Here I'm getting the x and y index of the current thread and using those to get the pixel in the image arrays I'm dealing with in the current thread. Then I calculate the absolute difference, wait for all the threads to finish calculating that, then if the current thread is within the block in the image we care about the absolute difference is added to the sum in global memory with an atomicAdd to avoid a collision during write.

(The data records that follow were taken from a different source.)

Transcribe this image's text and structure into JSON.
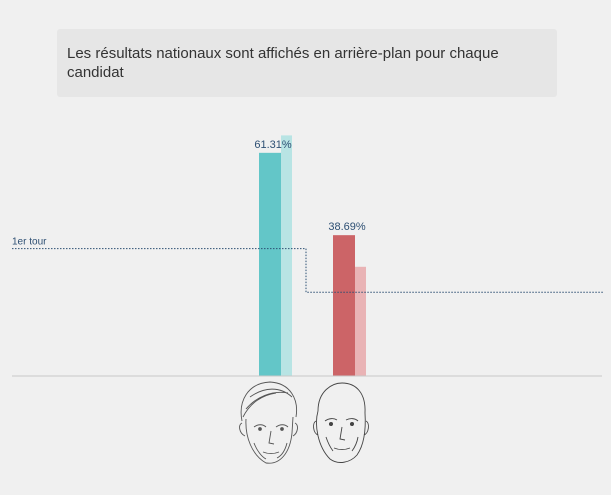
{
  "note": "Les résultats nationaux sont affichés en arrière-plan pour chaque candidat",
  "colors": {
    "background": "#f0f0f0",
    "note_background": "#e6e6e6",
    "label_text": "#2d4f73",
    "reference_line": "#2d4f73",
    "baseline": "#c8c8c8"
  },
  "chart_data": {
    "type": "bar",
    "title": "",
    "categories": [
      "candidate-1",
      "candidate-2"
    ],
    "series": [
      {
        "values": [
          61.31,
          38.69
        ],
        "colors": [
          "#63c6c8",
          "#cc6467"
        ]
      },
      {
        "values": [
          66.1,
          30.0
        ],
        "colors": [
          "#b8e4e4",
          "#e9b3b5"
        ],
        "role": "national-results-background"
      }
    ],
    "value_labels": [
      "61.31%",
      "38.69%"
    ],
    "reference": {
      "label": "1er tour",
      "values": [
        35.0,
        23.0
      ]
    },
    "ylim": [
      0,
      75
    ],
    "grid": false,
    "legend": "none",
    "portrait_icons": [
      "male-portrait-sketch-icon",
      "bald-male-portrait-sketch-icon"
    ]
  }
}
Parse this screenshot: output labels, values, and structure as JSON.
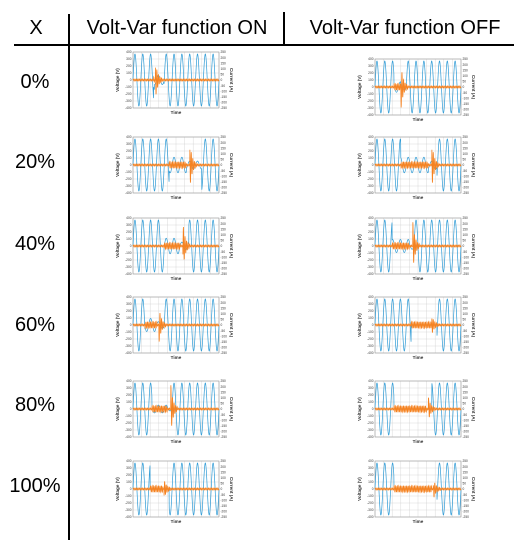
{
  "table": {
    "header": {
      "x": "X",
      "on": "Volt-Var function ON",
      "off": "Volt-Var function OFF"
    },
    "rows": [
      {
        "x": "0%"
      },
      {
        "x": "20%"
      },
      {
        "x": "40%"
      },
      {
        "x": "60%"
      },
      {
        "x": "80%"
      },
      {
        "x": "100%"
      }
    ]
  },
  "plot_text": {
    "y_left": "Voltage (V)",
    "y_right": "Current (A)",
    "x": "Time",
    "left_ticks": [
      "400",
      "300",
      "200",
      "100",
      "0",
      "-100",
      "-200",
      "-300",
      "-400"
    ],
    "right_ticks": [
      "250",
      "200",
      "150",
      "100",
      "50",
      "0",
      "-50",
      "-100",
      "-150",
      "-200",
      "-250"
    ]
  },
  "colors": {
    "voltage": "#2e9bd6",
    "current": "#f58220",
    "grid": "#cfcfcf",
    "frame": "#9a9a9a",
    "rules": "#000000"
  }
}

__global__ void gpuCounterKernel(pixel* cuda_curBlock, pixel* cuda_refBlock, uint32* cuda_SAD, uint32 cuda_Blocksize)
{
int idx = blockIdx.x * blockDim.x + threadIdx.x;
int idy = blockIdx.y * blockDim.y + threadIdx.y;
int id = idx * cuda_Blocksize + idy;
int AD = abs( cuda_curBlock[id] - cuda_refBlock[id] );
__syncthreads();
if( idx < cuda_Blocksize && idy < cuda_Blocksize ) {
atomicAdd( cuda_SAD, AD );
}
}
And this is how I'm setting up the grid and blocks for the kernel:
int grid_sizeX = Blocksize/2;
int grid_sizeY = Blocksize/2;
int block_sizeX = Blocksize/4;
int block_sizeY = Blocksize/4;
dim3 blocksInGrid(grid_sizeX, grid_sizeY);
dim3 threadsInBlock(block_sizeX, block_sizeY);
The given program calculates the SAD on the CPU as well and compares our result from the GPU with that one to check for correctness. Valid block sizes within the image are from 1-1000. My solution above is getting correct results from 10-91, but anything above 91 just returns 0 for the sum. What am I doing wrong?